Ты брел по улице, привычно занавешивая свое внимание от домов и живущих в них людей, прозябающих в стылой безызвестности. Мня себя нарушителем спокойствия в этот предрассветный, еще ночной час, ты поймал макушкой первые капли дождя. Разразился ливень.

Ты, считавший поначалу капли, не верил своему счастью.

— Вода – это передатчик информации, – думал ты.

— Что если в воде тоже на самом деле плавают маленькие электроды и узнают все на свете, перемещаясь в пространстве со скоростью туч?

Дождь смывал остатки одиночества, остатки дремы, остатки серого, беспробудного существования в городе, где на дверях висели тысячи замков, а в руках и головах людей бились электронные мысли, лишая сна, заменяя волю на мелкие удары током. Вокруг спали люди, покачиваясь в электронных, наспех выдуманных разработчиками фантазиях. Без тепла и света внутри, которые может дать только живой огонь.

Ты шатался от разобравшего тебя внезапного смеха, резкого, как клекот одинокой птицы.

***

Дождь уступил место туману.

Ты остановился перед большой витриной, и вдруг напряженный взгляд скользнул по твоему лицу. Ты удивился и присмотрелся, не веря своим глазам, но подскочившему пульсу.

На тебя смотрела я.

***

…Сны и иллюзии уступили место неторопливому течению капель, оставшихся от дождя. Твой кулак разбил витрину. Зеркало в моем сознании качнулось, разбилось, словно заколдованная льдина.

 — Ты живая.

***

Больше нам некуда было идти.

…Но мы шли вдвоем.

 

Звуча музыкой, напевая во сне

Девушка с виолончелью выходила за дверь. Чернота футляра как обычно слегка давила на плечи, наполняя их легкостью: от почти невесомой тяжести за спиной словно вырастали крылья, музыкальные, облаками перистые. 

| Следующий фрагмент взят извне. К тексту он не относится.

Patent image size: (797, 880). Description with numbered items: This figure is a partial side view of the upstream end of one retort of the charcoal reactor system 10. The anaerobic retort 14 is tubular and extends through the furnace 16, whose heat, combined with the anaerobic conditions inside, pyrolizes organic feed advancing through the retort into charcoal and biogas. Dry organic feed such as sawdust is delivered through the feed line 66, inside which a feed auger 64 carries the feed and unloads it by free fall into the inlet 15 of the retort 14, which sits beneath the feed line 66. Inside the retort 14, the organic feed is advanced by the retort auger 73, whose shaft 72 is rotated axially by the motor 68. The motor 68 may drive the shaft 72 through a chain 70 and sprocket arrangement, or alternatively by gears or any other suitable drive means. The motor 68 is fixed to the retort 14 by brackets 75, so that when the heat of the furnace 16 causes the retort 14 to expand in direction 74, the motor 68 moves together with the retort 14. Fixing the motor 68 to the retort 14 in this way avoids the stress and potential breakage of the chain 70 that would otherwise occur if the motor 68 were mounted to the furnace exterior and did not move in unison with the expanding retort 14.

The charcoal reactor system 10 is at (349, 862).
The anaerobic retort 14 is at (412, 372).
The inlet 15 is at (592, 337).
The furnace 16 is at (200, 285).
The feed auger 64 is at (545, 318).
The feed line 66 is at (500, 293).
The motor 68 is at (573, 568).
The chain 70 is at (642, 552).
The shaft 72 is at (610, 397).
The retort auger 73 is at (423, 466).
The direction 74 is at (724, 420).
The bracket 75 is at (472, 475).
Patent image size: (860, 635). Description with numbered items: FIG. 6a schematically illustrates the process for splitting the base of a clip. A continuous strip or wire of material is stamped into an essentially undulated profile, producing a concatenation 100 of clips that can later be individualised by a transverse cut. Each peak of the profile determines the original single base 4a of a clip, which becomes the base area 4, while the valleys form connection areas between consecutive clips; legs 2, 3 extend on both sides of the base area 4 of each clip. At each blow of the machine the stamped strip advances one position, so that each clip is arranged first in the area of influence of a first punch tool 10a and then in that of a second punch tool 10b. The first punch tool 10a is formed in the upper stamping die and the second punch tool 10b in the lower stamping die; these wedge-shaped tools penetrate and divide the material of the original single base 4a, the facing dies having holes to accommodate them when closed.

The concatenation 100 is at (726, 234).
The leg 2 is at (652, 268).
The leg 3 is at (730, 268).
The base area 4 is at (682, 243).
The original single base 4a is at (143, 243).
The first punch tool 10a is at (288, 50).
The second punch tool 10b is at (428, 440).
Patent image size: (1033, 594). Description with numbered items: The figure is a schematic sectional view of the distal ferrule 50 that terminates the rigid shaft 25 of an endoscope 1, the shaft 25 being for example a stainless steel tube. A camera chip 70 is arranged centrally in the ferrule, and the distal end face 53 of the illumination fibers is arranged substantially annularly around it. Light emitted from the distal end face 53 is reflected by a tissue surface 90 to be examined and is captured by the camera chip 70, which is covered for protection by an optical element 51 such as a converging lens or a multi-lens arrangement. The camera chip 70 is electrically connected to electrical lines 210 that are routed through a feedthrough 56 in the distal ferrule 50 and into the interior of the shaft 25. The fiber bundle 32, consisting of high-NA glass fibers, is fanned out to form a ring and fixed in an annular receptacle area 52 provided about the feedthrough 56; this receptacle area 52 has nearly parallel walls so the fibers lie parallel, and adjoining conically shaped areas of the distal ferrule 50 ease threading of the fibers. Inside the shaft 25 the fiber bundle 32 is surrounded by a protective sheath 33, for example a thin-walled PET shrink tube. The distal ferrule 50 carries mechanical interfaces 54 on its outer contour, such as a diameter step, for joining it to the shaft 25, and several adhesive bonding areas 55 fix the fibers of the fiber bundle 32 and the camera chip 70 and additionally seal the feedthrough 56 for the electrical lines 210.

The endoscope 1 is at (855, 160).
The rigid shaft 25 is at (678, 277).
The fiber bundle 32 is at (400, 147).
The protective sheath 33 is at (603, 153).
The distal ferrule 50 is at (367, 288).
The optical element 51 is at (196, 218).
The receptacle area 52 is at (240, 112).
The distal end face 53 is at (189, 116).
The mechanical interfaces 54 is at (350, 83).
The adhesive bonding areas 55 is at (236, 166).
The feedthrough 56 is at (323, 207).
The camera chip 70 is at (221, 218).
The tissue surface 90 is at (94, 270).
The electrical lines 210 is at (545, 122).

Девушка с виолончелью за спиной закрывала за собой дверь. Прочь уходил дом, его жители – бабульки, после слов которых хотелось завязать уши бинтом, как будто после долгого лечения пора дать отдых зубам; коты, недовольные жизнью в городе; пушистые псы, запутавшиеся в жильцах и островках зелени под окнами и во дворе; едва видимые и поддающиеся половой дифференциации дети, не смеющие играть и хоть как-то выдать свой голос, выходя во двор и устраивая перекличку по номерам на рукавах курток.

Девушка с виолончелью направлялась далеко. Ее путь лежал через пустыри и дороги, мимо машин и поездов, людей, людей. В полной тишине и безвестности. Девушка с виолончелью молчала. Время от времени ее тянуло достать инструмент, привычным движением упереть его себе в колено, извлечь низкие, тяжелые звуки, но долгая дорога не давала времени на отдых. 

Дом крутился в порывах ветра где-то позади, словно закрывая перед ней возможность возвращения. Входную дверь уже не найти. Ее скрывали окна, заросли густой сирени под ними, камни, дворовые решетки. Девушка с виолончелью вздохнула и развернулась. Ветер снова стал подгонять ее, ударять в виолончель, расположенную позади, словно продолжение пыльника.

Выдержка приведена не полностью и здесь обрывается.